« Quel abruti fini ! » s'exclame Matthew Rhys en enfouissant son visage dans ses mains. On vient de lui rappeler une déclaration qu'il avait faite en 2000, alors qu'il interprétait le rôle de Dustin Hoffman dans la version londonienne de Le Lauréat. Il avait 25 ans, sortait tout juste de RADA, et quelqu'un lui avait demandé s'il pouvait s'imaginer être d'âge mûr comme sa partenaire Kathleen Turner, qui jouait Mrs. Robinson et avait 45 ans à l'époque. Sa réponse ? « Oui – et c'est effrayant. Je me demande : est-ce que je jouerai encore ? »

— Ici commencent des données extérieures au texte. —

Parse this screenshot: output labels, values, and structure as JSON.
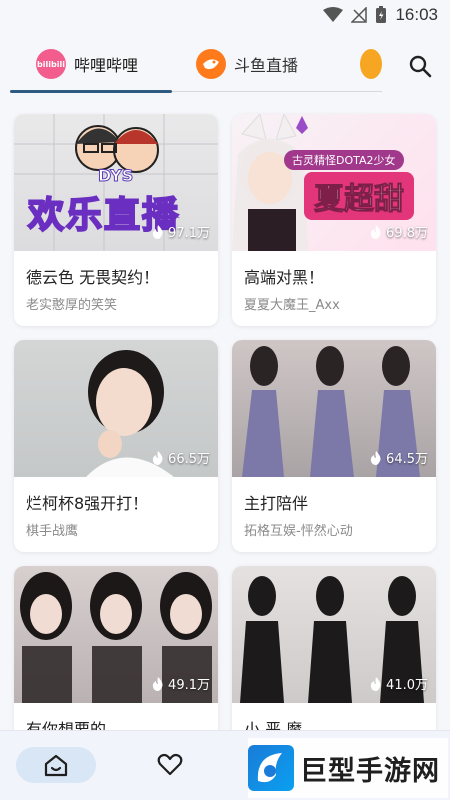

Peut-être que le mot « effrayant » mérite un rire. Mais le métier d'acteur est instable, il n'est donc pas surprenant qu'il se soit interrogé sur sa durée. « C'est précaire », dit-il, reconnaissant d'avoir l'occasion de s'expliquer. Il porte un t-shirt noir et parle en visioconférence depuis son domicile de Brooklyn, qu'il partage avec l'actrice Keri Russell, leur fils de 10 ans, et ses deux adolescents issus d'un précédent mariage. « C'est après Le Lauréat que j'ai connu ma plus longue période sans travail. Je pensais avoir réussi, et puis je me suis dit : "Non." » Les choses étaient devenues si difficiles à l'époque qu'il avait postulé pour rejoindre l'armée, mais un recruteur l'avait refusé, convaincu qu'il ne faisait que préparer un rôle. « Je me souviens qu'il a regardé mon CV, la liste de mes rôles, et m'a dit : "Je suis très perplexe..." »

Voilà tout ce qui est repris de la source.